Truckee Celebrates Oktoberfest 2018—by Nick Cisik
Truckee Celebrates Oktoberfest 2018
On October 12th, 1810 Crown Prince Ludwig of Bavaria was married to Princess Therese of Saxony-Hildburghausen. On that auspicious occasion, the citizens of Munich were invited to join in the celebration, which took place in front of Munich's city gates. Horse races were held to close out the day and, subsequently, took place again the following year at the request of the inaugural attendees. These are the abridged origins of what has evolved into one of today's most fervent cultural events, one enjoyed around the world and known endearingly as...Oktoberfest!
I have never been to the actual Oktoberfest held in Munich (sad to say), but am consoled by the fact that you can now find towns and cities all over the United States which host their own, sufficiently authentic versions of this beloved festival every October. What I like most about this celebration of all-things-German, is that it brings people together under the banner of quality beer (more on that in a minute), authentic German food, and—if you're a German folk music lover—great music! You'll notice in any true German beer hall, that long wooden tables line the space and are the only seating available. I believe this signature aspect of commune speaks volumes to why German beer culture is so popularized. It's because being seated at such a table promotes connection amongst people, and that is why those who choose to spend their time in such a place find it so fulfilling, because of the human connection it entails.

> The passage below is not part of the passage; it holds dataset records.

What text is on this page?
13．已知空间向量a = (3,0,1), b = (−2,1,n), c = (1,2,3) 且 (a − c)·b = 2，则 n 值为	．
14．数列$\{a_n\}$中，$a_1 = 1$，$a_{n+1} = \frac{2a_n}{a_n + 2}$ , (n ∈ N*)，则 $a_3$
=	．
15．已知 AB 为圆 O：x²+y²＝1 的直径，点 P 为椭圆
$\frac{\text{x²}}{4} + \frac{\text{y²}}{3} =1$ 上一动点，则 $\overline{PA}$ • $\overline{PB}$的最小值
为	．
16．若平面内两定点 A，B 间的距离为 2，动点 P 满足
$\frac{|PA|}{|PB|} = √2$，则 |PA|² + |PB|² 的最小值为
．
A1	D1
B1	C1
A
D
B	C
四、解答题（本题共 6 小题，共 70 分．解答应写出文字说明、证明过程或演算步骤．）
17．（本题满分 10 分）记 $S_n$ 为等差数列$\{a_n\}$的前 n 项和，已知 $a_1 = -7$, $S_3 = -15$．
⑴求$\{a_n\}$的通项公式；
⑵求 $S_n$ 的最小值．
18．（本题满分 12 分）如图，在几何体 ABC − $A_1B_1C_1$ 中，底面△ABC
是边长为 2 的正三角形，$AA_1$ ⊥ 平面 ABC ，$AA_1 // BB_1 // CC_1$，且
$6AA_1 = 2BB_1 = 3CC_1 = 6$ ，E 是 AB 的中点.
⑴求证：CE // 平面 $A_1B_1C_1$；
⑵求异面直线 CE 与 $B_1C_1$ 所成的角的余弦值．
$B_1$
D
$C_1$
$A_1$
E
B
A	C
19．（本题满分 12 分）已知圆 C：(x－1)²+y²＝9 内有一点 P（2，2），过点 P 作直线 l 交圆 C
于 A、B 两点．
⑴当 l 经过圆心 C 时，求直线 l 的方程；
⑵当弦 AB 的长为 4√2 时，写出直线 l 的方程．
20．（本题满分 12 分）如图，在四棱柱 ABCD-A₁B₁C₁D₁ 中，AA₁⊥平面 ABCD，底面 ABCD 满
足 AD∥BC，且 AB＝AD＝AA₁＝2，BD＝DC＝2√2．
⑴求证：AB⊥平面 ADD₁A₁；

The craft beer movement has been going strong in the United States for well over a decade now, so much so that even the smallest and most remote of towns seems to contain within its modest boundaries a local brewery. Here in Truckee, California, at least two independent breweries have popped up within the past year and the one leading the charge, Alibi Ale Works, will be hosting its own Oktoberfest this weekend.

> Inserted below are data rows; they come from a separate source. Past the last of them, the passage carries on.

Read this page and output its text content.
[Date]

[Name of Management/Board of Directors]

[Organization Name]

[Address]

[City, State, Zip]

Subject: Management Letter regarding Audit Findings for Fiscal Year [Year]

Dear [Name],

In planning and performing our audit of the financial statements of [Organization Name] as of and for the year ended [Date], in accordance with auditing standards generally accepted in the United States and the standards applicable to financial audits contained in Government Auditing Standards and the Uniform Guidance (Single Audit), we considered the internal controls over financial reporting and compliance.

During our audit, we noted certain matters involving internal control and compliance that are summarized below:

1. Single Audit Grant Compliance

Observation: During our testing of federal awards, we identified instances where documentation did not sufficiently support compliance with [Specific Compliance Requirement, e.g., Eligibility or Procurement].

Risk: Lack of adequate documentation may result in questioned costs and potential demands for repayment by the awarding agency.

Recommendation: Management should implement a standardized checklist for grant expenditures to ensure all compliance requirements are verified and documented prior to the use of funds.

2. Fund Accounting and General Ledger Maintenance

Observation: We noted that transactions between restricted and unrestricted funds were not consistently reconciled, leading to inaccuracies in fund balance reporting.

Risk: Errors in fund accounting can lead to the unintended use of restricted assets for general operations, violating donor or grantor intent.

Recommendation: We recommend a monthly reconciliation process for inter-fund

Alibi brews excellent beer—that's a fact—and they even employ the same long wooden tables as your more traditional German bier hall. Furthermore—and this is a testament to Alibi's dedication to and passion for the craft—they brew a handful of different German style beers for the occasion. Darker beers such as Schwarzbier and Dunkelweizen will be available as well as lighter, easier sipping options such as Märzen, Lager, and Kölsch. First of all, most breweries wouldn't go through the trouble of brewing their own German style beer. Secondly, if they did, it probably wouldn't be any good, considering the fact that the gold standard to be met is one that has been achieved only through hundreds of years of dedication and meticulous quality control. Germany actually has a Purity Act known as Reinheitsgebot, that dates back to the year 1516. It is an actual piece of legislation, a law that restricts brewers and only allows for three ingredients to be used in the brewing of German beer: water, barley, and hops. Now that is devotion—or madness—anywaaaaay, let's not get off topic. The celebration kicks off this Friday, October 5th at 12:00 PM and continues through closing on Sunday the 7th. There will be music, there will be food, and there will be people—no different than water, barely, and hops. Reinheitsgebot!